The Post-Bash Teardown: What to Check After Every Session
A five-minute teardown after every bash catches the loose screw, the cracked dogbone, and the packed-in mud before they turn into a broken chassis at the track.
Updated Jul 14, 2026 · RC Crash Crew
The single biggest difference between hobbyists who go through drivetrains every season and the ones running the same rig for years isn't the brand they bought — it's what they do in the five minutes after the motor stops. A post-bash teardown isn't about fixing something that's broken. It's about catching the thing that's about to break while it's still a two-minute fix instead of a mail-order part and a lost weekend.
Start with the fasteners. Vibration works screws loose constantly, especially anything near the motor, the diff outdrives, or the shock towers. Run a driver over every screw you can reach — not just a visual check, an actual turn-check, because a screw can look seated and still be half a turn from walking out. If you find one that's consistently backing out, that's your sign it needs a drop of thread lock (blue or medium-strength, not red — you want to be able to service it again later). Keep a small bottle in your pit box and get in the habit of dabbing it on anything you reinstall, not just the repeat offenders.
Move to the drivetrain next. Driveshafts, CVDs, and dogbones take a beating every run, and they fail in ways that aren't always obvious at a glance.
- Spin each driveshaft or CVD by hand and feel for grinding, notchiness, or a dead spot — that's a sign the joint is wearing internally.
- Check dogbones for a slight bow. A bent dogbone will still spin, but it's already stressed and it's the next one to snap under load.
- Look at the pins and e-clips holding everything together. A missing e-clip is how you lose a whole driveshaft mid-run without warning.
- On rigs with rubber boots over the CVDs, check for tears or splits — that's what's keeping dirt out of the joint in the first place.
Suspension arms and hinge pins are next, and this is where slop hides. Grab each suspension arm and wiggle it up and down and side to side at the hinge pin. A little vertical travel is normal and by design — that's suspension movement. What you're feeling for is lateral slop, arms that feel loose or clunky, or a hinge pin that's visibly walked partway out of the pin mount. Hinge pins back out gradually the same way screws do, and an arm that's flopping side to side is putting uneven load on your bearings and steering linkage every time you drive it.
Now clean it, and clean it with intent, not just a wipe-down for looks. Dirt, mud, and grass clippings do their real damage in two places: bearings and gear mesh. Packed dirt in a bearing turns into a grinding paste that eats the races from the inside, and you won't hear it happening until the bearing is already gone. A caked spur gear or pinion mesh doesn't just slow you down — it accelerates tooth wear every time those gears turn under load. Blow out what you can with compressed air, brush out the diff area and the gearbox, and if a bearing feels gritty or notchy when you spin it by hand, pull it and clean or replace it rather than hoping it works itself out.
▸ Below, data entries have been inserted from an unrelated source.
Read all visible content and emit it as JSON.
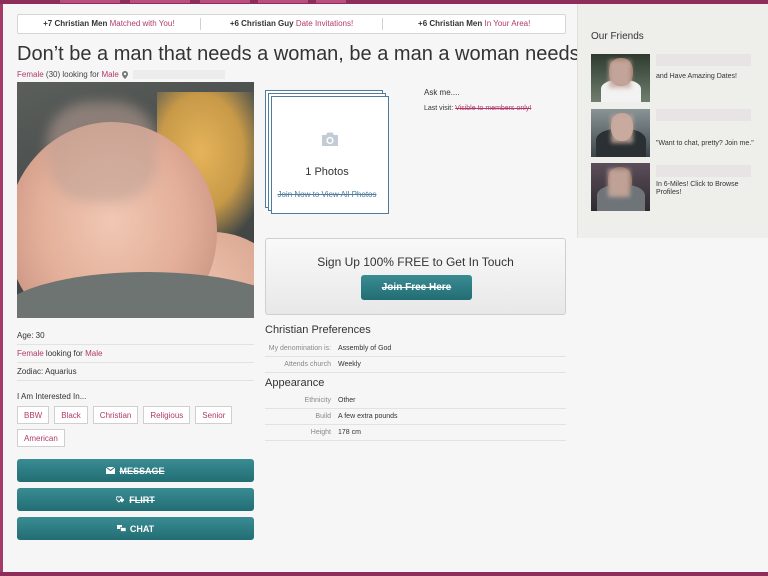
{
  "banner": [
    {
      "bold": "+7 Christian Men",
      "rest": " Matched with You!"
    },
    {
      "bold": "+6 Christian Guy",
      "rest": " Date Invitations!"
    },
    {
      "bold": "+6 Christian Men",
      "rest": " In Your Area!"
    }
  ],
  "profile": {
    "title": "Don’t be a man that needs a woman, be a man a woman needs:)",
    "sub_gender": "Female",
    "sub_age": "(30) looking for",
    "sub_seeking": "Male",
    "age_label": "Age: 30",
    "gender": "Female",
    "looking_for": "looking for",
    "seeking": "Male",
    "zodiac": "Zodiac: Aquarius",
    "interested_label": "I Am Interested In...",
    "interests": [
      "BBW",
      "Black",
      "Christian",
      "Religious",
      "Senior",
      "American"
    ],
    "actions": {
      "message": "MESSAGE",
      "flirt": "FLIRT",
      "chat": "CHAT"
    }
  },
  "photos": {
    "count_label": "1 Photos",
    "join_label": "Join Now to View All Photos"
  },
  "ask_me": "Ask me....",
  "last_visit": {
    "label": "Last visit:",
    "value": "Visible to members only!"
  },
  "signup": {
    "text": "Sign Up 100% FREE to Get In Touch",
    "button": "Join Free Here"
  },
  "christian_preferences": {
    "title": "Christian Preferences",
    "rows": [
      {
        "k": "My denomination is:",
        "v": "Assembly of God"
      },
      {
        "k": "Attends church",
        "v": "Weekly"
      }
    ]
  },
  "appearance": {
    "title": "Appearance",
    "rows": [
      {
        "k": "Ethnicity",
        "v": "Other"
      },
      {
        "k": "Build",
        "v": "A few extra pounds"
      },
      {
        "k": "Height",
        "v": "178 cm"
      }
    ]
  },
  "friends": {
    "title": "Our Friends",
    "items": [
      {
        "msg": "and Have Amazing Dates!"
      },
      {
        "msg": "\"Want to chat, pretty? Join me.\""
      },
      {
        "msg": "In 6-Miles! Click to Browse Profiles!"
      }
    ]
  },
  "colors": {
    "accent": "#b03a6a",
    "button": "#2c7a81",
    "frame": "#a33a6a"
  }
}
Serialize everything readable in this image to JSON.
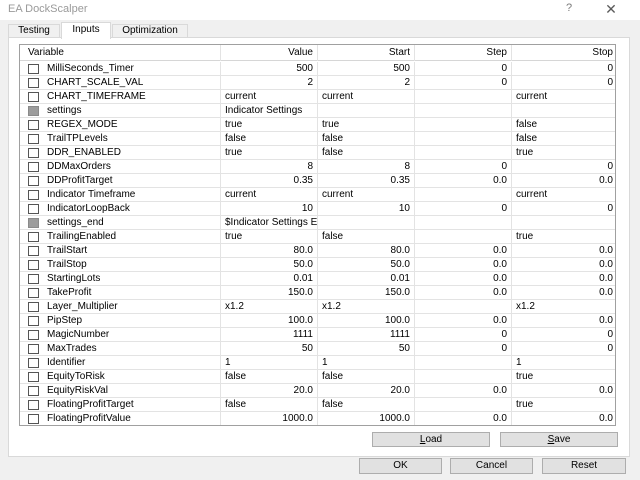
{
  "window": {
    "title": "EA DockScalper",
    "help_glyph": "?",
    "close_glyph": "✕"
  },
  "tabs": [
    "Testing",
    "Inputs",
    "Optimization"
  ],
  "table": {
    "columns": [
      "Variable",
      "Value",
      "Start",
      "Step",
      "Stop"
    ],
    "rows": [
      {
        "var": "MilliSeconds_Timer",
        "checked": false,
        "value": "500",
        "start": "500",
        "step": "0",
        "stop": "0",
        "kind": "num"
      },
      {
        "var": "CHART_SCALE_VAL",
        "checked": false,
        "value": "2",
        "start": "2",
        "step": "0",
        "stop": "0",
        "kind": "num"
      },
      {
        "var": "CHART_TIMEFRAME",
        "checked": false,
        "value": "current",
        "start": "current",
        "step": "",
        "stop": "current",
        "kind": "text"
      },
      {
        "var": "settings",
        "checked": true,
        "value": "Indicator Settings",
        "start": "",
        "step": "",
        "stop": "",
        "kind": "text"
      },
      {
        "var": "REGEX_MODE",
        "checked": false,
        "value": "true",
        "start": "true",
        "step": "",
        "stop": "false",
        "kind": "text"
      },
      {
        "var": "TrailTPLevels",
        "checked": false,
        "value": "false",
        "start": "false",
        "step": "",
        "stop": "false",
        "kind": "text"
      },
      {
        "var": "DDR_ENABLED",
        "checked": false,
        "value": "true",
        "start": "false",
        "step": "",
        "stop": "true",
        "kind": "text"
      },
      {
        "var": "DDMaxOrders",
        "checked": false,
        "value": "8",
        "start": "8",
        "step": "0",
        "stop": "0",
        "kind": "num"
      },
      {
        "var": "DDProfitTarget",
        "checked": false,
        "value": "0.35",
        "start": "0.35",
        "step": "0.0",
        "stop": "0.0",
        "kind": "num"
      },
      {
        "var": "Indicator Timeframe",
        "checked": false,
        "value": "current",
        "start": "current",
        "step": "",
        "stop": "current",
        "kind": "text"
      },
      {
        "var": "IndicatorLoopBack",
        "checked": false,
        "value": "10",
        "start": "10",
        "step": "0",
        "stop": "0",
        "kind": "num"
      },
      {
        "var": "settings_end",
        "checked": true,
        "value": "$Indicator Settings End",
        "start": "",
        "step": "",
        "stop": "",
        "kind": "text"
      },
      {
        "var": "TrailingEnabled",
        "checked": false,
        "value": "true",
        "start": "false",
        "step": "",
        "stop": "true",
        "kind": "text"
      },
      {
        "var": "TrailStart",
        "checked": false,
        "value": "80.0",
        "start": "80.0",
        "step": "0.0",
        "stop": "0.0",
        "kind": "num"
      },
      {
        "var": "TrailStop",
        "checked": false,
        "value": "50.0",
        "start": "50.0",
        "step": "0.0",
        "stop": "0.0",
        "kind": "num"
      },
      {
        "var": "StartingLots",
        "checked": false,
        "value": "0.01",
        "start": "0.01",
        "step": "0.0",
        "stop": "0.0",
        "kind": "num"
      },
      {
        "var": "TakeProfit",
        "checked": false,
        "value": "150.0",
        "start": "150.0",
        "step": "0.0",
        "stop": "0.0",
        "kind": "num"
      },
      {
        "var": "Layer_Multiplier",
        "checked": false,
        "value": "x1.2",
        "start": "x1.2",
        "step": "",
        "stop": "x1.2",
        "kind": "text"
      },
      {
        "var": "PipStep",
        "checked": false,
        "value": "100.0",
        "start": "100.0",
        "step": "0.0",
        "stop": "0.0",
        "kind": "num"
      },
      {
        "var": "MagicNumber",
        "checked": false,
        "value": "1111",
        "start": "1111",
        "step": "0",
        "stop": "0",
        "kind": "num"
      },
      {
        "var": "MaxTrades",
        "checked": false,
        "value": "50",
        "start": "50",
        "step": "0",
        "stop": "0",
        "kind": "num"
      },
      {
        "var": "Identifier",
        "checked": false,
        "value": "1",
        "start": "1",
        "step": "",
        "stop": "1",
        "kind": "text"
      },
      {
        "var": "EquityToRisk",
        "checked": false,
        "value": "false",
        "start": "false",
        "step": "",
        "stop": "true",
        "kind": "text"
      },
      {
        "var": "EquityRiskVal",
        "checked": false,
        "value": "20.0",
        "start": "20.0",
        "step": "0.0",
        "stop": "0.0",
        "kind": "num"
      },
      {
        "var": "FloatingProfitTarget",
        "checked": false,
        "value": "false",
        "start": "false",
        "step": "",
        "stop": "true",
        "kind": "text"
      },
      {
        "var": "FloatingProfitValue",
        "checked": false,
        "value": "1000.0",
        "start": "1000.0",
        "step": "0.0",
        "stop": "0.0",
        "kind": "num"
      }
    ]
  },
  "buttons": {
    "load": "Load",
    "load_access_key": "L",
    "load_rest": "oad",
    "save": "Save",
    "save_access_key": "S",
    "save_rest": "ave",
    "ok": "OK",
    "cancel": "Cancel",
    "reset": "Reset"
  }
}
Batteries and connectors deserve their own look, separate from the rest of the rig. Check the battery pack itself for puffing, dents, or damage to the shrink wrap — any of those is a reason to retire that pack, not keep running it. Inspect the connector on both the battery and the ESC for scorching, melted plastic, or a bent pin, all of which point to a connection that's been running hot. A loose-fitting connector that lets you wiggle the plug in the socket is a fire risk and needs to be replaced, not tolerated.
Tires are easy to skip because they look fine at a glance, so slow down and actually check them. Look at the tread for uneven wear, chunking, or bald patches, since those change how the rig handles even if nothing's technically broken. Then check where the tire meets the wheel — press around the bead and look for separation between the tire and the rim, especially on glued tires that have taken hard landings. A tire that's coming loose from the rim will usually still hold air or shape for a while before it fails completely, which is exactly why it's worth catching now.
Finally, run your hands over the chassis itself, front to back, feeling and looking for hairline cracks — especially around mounting points, near the shock towers, and anywhere the chassis has taken a direct hit. Flex it gently if the material allows. A small crack that's caught early can often be reinforced or is a simple plate replacement; the same crack ignored for a few more sessions turns into a chassis that folds in half on a landing.
None of this takes longer than the walk back to the pit box, and that's the point. Nothing here is dramatic — it's a loose screw, a slightly bent dogbone, a bearing with a little grit in it. Individually, none of it stops your rig from running today. But every rig that's ever suffered a catastrophic, session-ending failure had a smaller, cheaper version of that failure sitting there unnoticed a few runs earlier. Doing the teardown every single time, not just when something already feels wrong, is what keeps small problems small.